Wednesday, 22 June 2016

The health service and the EU

Phil Hammond MD, writing in the current Private Eye :

cannot trace one prominent national medical, research or health organisation that has sided with Brexit. Doctors and scientists do seem to believe the UK is better off, healthier and safer in Europe.

The EU is not a prominent threat to the NHS as article 168 of the Lisbon Treaty clearly states that the organisation and delivery of health services is a national responsibility. A far greater threat to the NHS is the current UK government's creeping privatisation and outsourcing of vital service, and a lurch to the right from Brexit is likely to accelerate this.

[...]

Migration* is more complex and clearly puts strain on public services, including the NHS. However, EU migrants tend to be of working age, use the NHS less and pay taxes to fund it.
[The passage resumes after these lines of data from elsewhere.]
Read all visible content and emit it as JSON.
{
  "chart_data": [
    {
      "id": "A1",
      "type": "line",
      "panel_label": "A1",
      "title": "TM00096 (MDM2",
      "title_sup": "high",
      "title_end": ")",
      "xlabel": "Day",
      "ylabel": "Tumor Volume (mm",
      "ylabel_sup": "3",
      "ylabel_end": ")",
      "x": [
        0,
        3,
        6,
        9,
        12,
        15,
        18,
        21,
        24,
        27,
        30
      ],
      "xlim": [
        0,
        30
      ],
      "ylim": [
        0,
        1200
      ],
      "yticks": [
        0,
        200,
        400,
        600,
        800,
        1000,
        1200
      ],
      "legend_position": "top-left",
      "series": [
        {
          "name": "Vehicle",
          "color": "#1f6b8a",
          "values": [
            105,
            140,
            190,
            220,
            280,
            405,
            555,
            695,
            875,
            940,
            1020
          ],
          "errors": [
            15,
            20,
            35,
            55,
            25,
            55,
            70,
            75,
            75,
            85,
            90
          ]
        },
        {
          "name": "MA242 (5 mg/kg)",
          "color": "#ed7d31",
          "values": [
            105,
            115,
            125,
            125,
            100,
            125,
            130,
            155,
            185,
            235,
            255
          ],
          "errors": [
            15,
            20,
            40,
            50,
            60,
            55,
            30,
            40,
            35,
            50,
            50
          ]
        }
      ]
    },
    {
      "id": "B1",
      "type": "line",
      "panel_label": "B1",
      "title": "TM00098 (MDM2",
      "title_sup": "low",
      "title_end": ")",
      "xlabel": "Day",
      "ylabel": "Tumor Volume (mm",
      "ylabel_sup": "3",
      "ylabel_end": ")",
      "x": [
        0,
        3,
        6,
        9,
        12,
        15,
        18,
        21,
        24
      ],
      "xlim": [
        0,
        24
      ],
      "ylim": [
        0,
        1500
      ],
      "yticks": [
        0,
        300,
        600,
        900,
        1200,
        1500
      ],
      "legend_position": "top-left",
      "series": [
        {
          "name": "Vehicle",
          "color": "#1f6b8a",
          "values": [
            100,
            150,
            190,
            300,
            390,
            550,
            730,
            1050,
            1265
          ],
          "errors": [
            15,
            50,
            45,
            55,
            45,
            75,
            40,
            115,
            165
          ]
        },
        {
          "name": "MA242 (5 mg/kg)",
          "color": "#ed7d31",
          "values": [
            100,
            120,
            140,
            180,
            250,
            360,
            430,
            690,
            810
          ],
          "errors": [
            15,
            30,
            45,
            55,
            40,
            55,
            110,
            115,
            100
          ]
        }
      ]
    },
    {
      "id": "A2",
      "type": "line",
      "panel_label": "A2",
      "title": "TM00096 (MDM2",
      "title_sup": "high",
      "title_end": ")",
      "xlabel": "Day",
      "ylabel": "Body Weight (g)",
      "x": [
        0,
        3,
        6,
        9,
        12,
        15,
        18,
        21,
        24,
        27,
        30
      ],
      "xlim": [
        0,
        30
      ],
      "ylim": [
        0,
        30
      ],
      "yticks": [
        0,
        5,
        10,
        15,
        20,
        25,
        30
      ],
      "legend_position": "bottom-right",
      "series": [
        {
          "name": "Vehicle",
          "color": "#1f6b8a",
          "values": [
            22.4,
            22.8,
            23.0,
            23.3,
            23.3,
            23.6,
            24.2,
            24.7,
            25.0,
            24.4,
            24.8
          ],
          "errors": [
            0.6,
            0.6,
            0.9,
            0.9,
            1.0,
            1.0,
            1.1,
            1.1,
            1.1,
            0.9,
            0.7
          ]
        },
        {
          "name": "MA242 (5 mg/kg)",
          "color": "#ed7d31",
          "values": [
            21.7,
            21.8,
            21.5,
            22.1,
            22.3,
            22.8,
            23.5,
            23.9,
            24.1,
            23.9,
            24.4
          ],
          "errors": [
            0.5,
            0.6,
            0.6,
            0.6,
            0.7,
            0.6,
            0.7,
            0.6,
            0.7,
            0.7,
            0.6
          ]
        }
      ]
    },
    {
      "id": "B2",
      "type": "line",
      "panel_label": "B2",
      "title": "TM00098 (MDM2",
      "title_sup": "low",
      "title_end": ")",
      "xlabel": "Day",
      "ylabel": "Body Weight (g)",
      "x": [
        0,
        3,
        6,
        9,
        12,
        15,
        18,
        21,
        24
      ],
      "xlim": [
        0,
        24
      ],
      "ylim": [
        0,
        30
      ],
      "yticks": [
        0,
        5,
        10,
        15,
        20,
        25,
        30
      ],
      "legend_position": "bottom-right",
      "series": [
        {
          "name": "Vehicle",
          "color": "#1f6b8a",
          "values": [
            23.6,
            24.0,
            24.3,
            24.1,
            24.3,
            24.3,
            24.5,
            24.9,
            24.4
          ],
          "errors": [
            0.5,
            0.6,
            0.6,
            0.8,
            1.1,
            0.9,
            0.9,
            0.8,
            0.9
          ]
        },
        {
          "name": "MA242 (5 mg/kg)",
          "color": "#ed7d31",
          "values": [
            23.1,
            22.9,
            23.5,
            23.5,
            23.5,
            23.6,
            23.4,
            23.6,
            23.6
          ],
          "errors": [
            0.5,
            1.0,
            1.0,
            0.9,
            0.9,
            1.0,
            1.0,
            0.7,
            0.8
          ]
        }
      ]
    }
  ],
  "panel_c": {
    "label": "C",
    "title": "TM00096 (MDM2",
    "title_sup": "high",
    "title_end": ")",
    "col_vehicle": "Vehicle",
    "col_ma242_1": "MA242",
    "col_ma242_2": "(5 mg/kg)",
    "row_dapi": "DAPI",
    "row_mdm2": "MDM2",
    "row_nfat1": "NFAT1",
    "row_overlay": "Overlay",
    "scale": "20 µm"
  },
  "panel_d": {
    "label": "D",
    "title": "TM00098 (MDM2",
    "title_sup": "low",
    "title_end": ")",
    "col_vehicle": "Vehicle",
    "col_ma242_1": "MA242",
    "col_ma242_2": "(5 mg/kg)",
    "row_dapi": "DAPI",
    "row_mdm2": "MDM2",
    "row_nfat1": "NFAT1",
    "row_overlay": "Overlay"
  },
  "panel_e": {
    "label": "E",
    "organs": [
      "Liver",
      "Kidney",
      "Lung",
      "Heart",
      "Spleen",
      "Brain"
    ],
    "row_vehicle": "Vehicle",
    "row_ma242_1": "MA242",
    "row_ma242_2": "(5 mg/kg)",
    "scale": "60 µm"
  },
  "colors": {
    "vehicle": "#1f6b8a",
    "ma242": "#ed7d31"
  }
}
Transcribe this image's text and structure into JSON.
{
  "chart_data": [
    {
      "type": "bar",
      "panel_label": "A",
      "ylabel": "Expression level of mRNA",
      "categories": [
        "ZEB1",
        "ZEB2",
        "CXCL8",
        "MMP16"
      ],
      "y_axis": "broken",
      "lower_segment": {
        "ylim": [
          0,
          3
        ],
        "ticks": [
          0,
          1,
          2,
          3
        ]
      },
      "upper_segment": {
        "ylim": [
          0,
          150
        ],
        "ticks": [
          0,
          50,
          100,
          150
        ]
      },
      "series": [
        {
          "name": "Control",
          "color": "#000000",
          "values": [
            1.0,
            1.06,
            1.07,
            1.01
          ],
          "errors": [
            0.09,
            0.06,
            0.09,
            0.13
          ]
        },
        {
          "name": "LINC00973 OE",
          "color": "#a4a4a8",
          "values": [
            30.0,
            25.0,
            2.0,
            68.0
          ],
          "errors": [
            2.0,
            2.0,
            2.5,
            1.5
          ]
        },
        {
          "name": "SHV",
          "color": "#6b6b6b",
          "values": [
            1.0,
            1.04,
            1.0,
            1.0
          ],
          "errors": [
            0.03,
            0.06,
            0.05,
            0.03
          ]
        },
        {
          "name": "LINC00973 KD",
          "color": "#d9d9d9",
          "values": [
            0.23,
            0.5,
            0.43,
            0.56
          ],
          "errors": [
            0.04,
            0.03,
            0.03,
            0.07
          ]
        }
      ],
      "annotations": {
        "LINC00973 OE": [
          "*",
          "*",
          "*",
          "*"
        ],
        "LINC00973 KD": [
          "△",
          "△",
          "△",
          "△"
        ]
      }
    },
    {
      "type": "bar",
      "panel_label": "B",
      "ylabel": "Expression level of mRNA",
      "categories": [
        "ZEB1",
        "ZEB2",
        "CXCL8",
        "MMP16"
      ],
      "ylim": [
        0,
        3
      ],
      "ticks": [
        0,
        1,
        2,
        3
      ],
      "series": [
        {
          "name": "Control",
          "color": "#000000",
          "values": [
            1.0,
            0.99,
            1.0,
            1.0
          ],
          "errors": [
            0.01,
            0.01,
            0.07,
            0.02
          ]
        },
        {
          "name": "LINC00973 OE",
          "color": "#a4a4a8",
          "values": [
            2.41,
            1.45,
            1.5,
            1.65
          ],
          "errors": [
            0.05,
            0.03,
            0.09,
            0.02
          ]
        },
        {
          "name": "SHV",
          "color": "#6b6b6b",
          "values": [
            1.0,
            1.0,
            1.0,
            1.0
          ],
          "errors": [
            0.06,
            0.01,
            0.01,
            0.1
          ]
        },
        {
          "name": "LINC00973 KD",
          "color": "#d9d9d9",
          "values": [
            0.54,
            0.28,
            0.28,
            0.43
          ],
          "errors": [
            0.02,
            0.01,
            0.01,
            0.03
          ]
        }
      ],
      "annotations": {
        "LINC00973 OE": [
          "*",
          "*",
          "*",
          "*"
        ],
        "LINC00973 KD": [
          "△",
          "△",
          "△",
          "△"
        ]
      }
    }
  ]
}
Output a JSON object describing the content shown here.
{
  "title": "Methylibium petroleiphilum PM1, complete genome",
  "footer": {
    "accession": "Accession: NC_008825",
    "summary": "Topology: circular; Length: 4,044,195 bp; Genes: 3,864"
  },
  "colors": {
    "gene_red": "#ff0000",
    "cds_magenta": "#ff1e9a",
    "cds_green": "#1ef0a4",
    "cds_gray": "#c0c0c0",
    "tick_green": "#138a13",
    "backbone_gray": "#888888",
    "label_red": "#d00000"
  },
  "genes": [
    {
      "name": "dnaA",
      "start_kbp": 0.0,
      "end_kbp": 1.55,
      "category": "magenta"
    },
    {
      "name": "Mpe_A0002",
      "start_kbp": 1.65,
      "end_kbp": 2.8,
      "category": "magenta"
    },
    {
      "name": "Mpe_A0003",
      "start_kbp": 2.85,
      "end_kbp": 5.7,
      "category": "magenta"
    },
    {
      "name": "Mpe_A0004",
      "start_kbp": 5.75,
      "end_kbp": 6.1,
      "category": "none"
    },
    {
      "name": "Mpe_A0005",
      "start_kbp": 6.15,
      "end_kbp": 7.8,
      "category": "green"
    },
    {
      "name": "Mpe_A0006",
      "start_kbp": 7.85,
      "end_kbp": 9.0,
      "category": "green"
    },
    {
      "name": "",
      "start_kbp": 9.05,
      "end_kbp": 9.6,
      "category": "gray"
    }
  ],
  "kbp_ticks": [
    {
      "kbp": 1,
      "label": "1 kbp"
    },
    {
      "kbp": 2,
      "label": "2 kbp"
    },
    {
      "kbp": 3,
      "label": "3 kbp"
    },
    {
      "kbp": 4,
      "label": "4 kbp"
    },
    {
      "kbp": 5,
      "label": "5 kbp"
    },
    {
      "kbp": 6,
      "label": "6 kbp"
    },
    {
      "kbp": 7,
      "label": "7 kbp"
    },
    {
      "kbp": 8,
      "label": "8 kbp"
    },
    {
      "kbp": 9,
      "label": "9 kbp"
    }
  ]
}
Some even return home for healthcare because they can get quick access to specialists than in the UK.

Meanwhile there are 135,000 non-British European citizens working in the NHS and social care, about 10 per cent of the total, at all levels of the service from consultants to carers. 

[...]

As for the impact on research, Brexit would sacrifice our right to participate in the European Medicines Agency. We would have to pay to keep access to the centralised authorisation system, but have no influence on policy. The National Institute for Health and Care Excellence (NICE) would lose its vital European health technology assessments. To date, the UK has been the most successful country at winning competitively awarded EU funding for research and development in life sciences. After Brexit, the UK would have to pay to keep access to funding but have no influence in settting priorities in research and development.

Apart from the privatisation threat, all these considerations apply to the NHS in Scotland and Wales as well as England. Something I had not realised, and another good reason for staying involved in the EU, is the link between NICE and medical science expertise on the continent.

*Phil Hammond's evaluation of the "immigrant" situation chimes with my own. I am very happy for young fellow-Europeans to come over, take up vacancies which would otherwise remain unfilled, pay taxes which help fund my pension, then return home thus not being a burden on the state. I am sorry that Cameron and Osborne have not stressed the positive aspects of the free movement of Labour, and not made it clear that it is quite separate from the pressure from refugees from Africa and the Middle East. Of course, if they had done so they would have drawn attention to the fact that much of the latter is caused by our friends causing upheaval in the region.